New Partnership Impacts Community Youth

Jul 26, 2022 - Insights

Tronox continues to make a positive impact on youth in our host communities.

Tronox recently entered into a partnership with the Clontarf Foundation to support the Clontarf Academy at Newton Moore Senior High School, near our Bunbury site. The mission of the Clontarf Foundation is to improve the education, discipline, self-esteem, life skills, and employment prospects of young Aboriginal and Torres Strait Islander men and by doing so, equip them to participate more meaningfully in society. The programs are delivered through a network of academics, each one operating in partnership with a school or college.

Support from Tronox covers the funding needs for two boys per year at the academy, as well as career support, site tours, and volunteering opportunities for Tronox staff. And several additional benefits.

“The new partnership with Tronox assists the Foundation to impact the boys’ lives by getting them to school more, building their life skills, and connecting them to businesses that can offer them a career path,” said Michael Lay, Regional Manager, WA Southern Region Clontarf. “It’s also helping the academy to deliver fun events like the Partner Golf Day and the South West Basketball carnival so the boys can have fun.”

Tronox staff participated in a number of June events through the Foundation’s academies near our Bunbury and Kwinana locations.

Simon Francis and Sue Hill took to the Kwinana Golf Course to play nine rounds with Gilmore Academy students while chatting about what Tronox does, career opportunities, and how we can support their future growth. Simon said he was proud to take part in an important program benefitting some great young men.

Sue Hill, third from left, and Simon Francis, sixth from left, enjoyed a round of golf with students from a nearby school.

“The year 11 and 12 students had been on a six-week program to teach them the fundamental components of golf, with the culmination being a game with partners,” he said. “It was a really fun day, and another great opportunity for these young men to interact with members of the community and potential future employers.”

Northshore also welcomed eight students from the Narrogin Academy for a site tour and some informal career networking. The tour was led by Scott Marshall, Emily Bessell and Caitlyn Eades.

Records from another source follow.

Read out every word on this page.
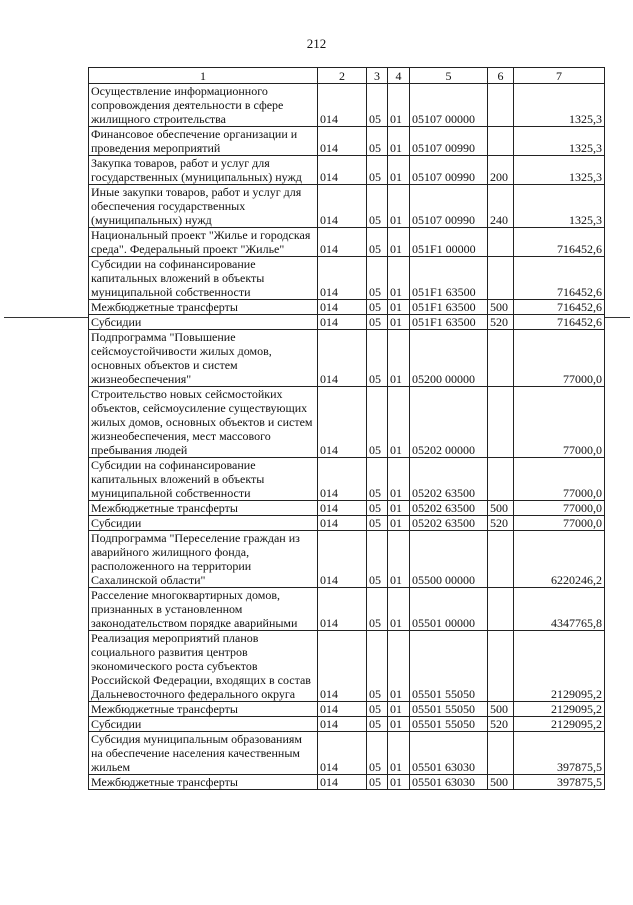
212
1	2	3	4	5	6	7
Осуществление информационного сопровождения деятельности в сфере жилищного строительства	014	05	01	05107 00000		1325,3
Финансовое обеспечение организации и проведения мероприятий	014	05	01	05107 00990		1325,3
Закупка товаров, работ и услуг для государственных (муниципальных) нужд	014	05	01	05107 00990	200	1325,3
Иные закупки товаров, работ и услуг для обеспечения государственных (муниципальных) нужд	014	05	01	05107 00990	240	1325,3
Национальный проект "Жилье и городская среда". Федеральный проект "Жилье"	014	05	01	051F1 00000		716452,6
Субсидии на софинансирование капитальных вложений в объекты муниципальной собственности	014	05	01	051F1 63500		716452,6
Межбюджетные трансферты	014	05	01	051F1 63500	500	716452,6
Субсидии	014	05	01	051F1 63500	520	716452,6
Подпрограмма "Повышение сейсмоустойчивости жилых домов, основных объектов и систем жизнеобеспечения"	014	05	01	05200 00000		77000,0
Строительство новых сейсмостойких объектов, сейсмоусиление существующих жилых домов, основных объектов и систем жизнеобеспечения, мест массового пребывания людей	014	05	01	05202 00000		77000,0
Субсидии на софинансирование капитальных вложений в объекты муниципальной собственности	014	05	01	05202 63500		77000,0
Межбюджетные трансферты	014	05	01	05202 63500	500	77000,0
Субсидии	014	05	01	05202 63500	520	77000,0
Подпрограмма "Переселение граждан из аварийного жилищного фонда, расположенного на территории Сахалинской области"	014	05	01	05500 00000		6220246,2
Расселение многоквартирных домов, признанных в установленном законодательством порядке аварийными	014	05	01	05501 00000		4347765,8
Реализация мероприятий планов социального развития центров экономического роста субъектов Российской Федерации, входящих в состав Дальневосточного федерального округа	014	05	01	05501 55050		2129095,2
Межбюджетные трансферты	014	05	01	05501 55050	500	2129095,2
Субсидии	014	05	01	05501 55050	520	2129095,2
Субсидия муниципальным образованиям на обеспечение населения качественным жильем	014	05	01	05501 63030		397875,5
Межбюджетные трансферты	014	05	01	05501 63030	500	397875,5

Scott Marshall gets ready to lead students on a plant tour at Northshore in June.

Paul Kjellgren, Sharon Barrett, and Summa Hollins volunteered at the regional basketball carnival in June. Approximately 100 boys from academies in Kwinana, Mandurah, Bunbury, Collie, Narrogin, Katanning, and Albany took part in the team-building event. Summa was keen to support the academy due to its holistic approach to building confidence and creating healthy, bright, and successful futures.

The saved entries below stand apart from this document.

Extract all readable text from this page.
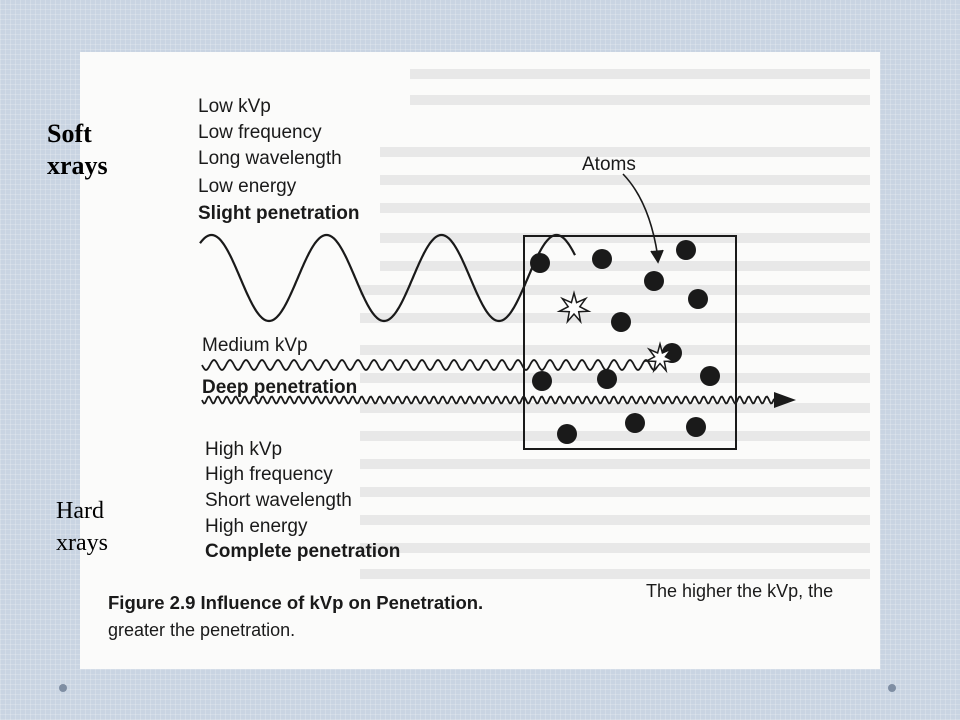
Low kVp
Low frequency
Long wavelength
Low energy
Slight penetration
Medium kVp
Deep penetration
High kVp
High frequency
Short wavelength
High energy
Complete penetration
Atoms
Figure 2.9 Influence of kVp on Penetration.
The higher the kVp, the
greater the penetration.
Soft
xrays
Hard
xrays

Sharon Barrett referees a regional basketball tournament featuring a number of Clontarf Academies.

“From what many see as basics, like shaking hands and introducing yourself, to opportunities to practice public speaking and obtaining a driver’s license, the program builds good habits through team accountability and good sportsmanship,” she said. “It’s also a long-term investment in these boys, as the pastoral care continues after they have left school – a unique and important aspect of the program.”

Building relationships is integral to the foundation, with events like this an opportunity for Tronox to build strong relationships among the students, Academy staff, and the broader community.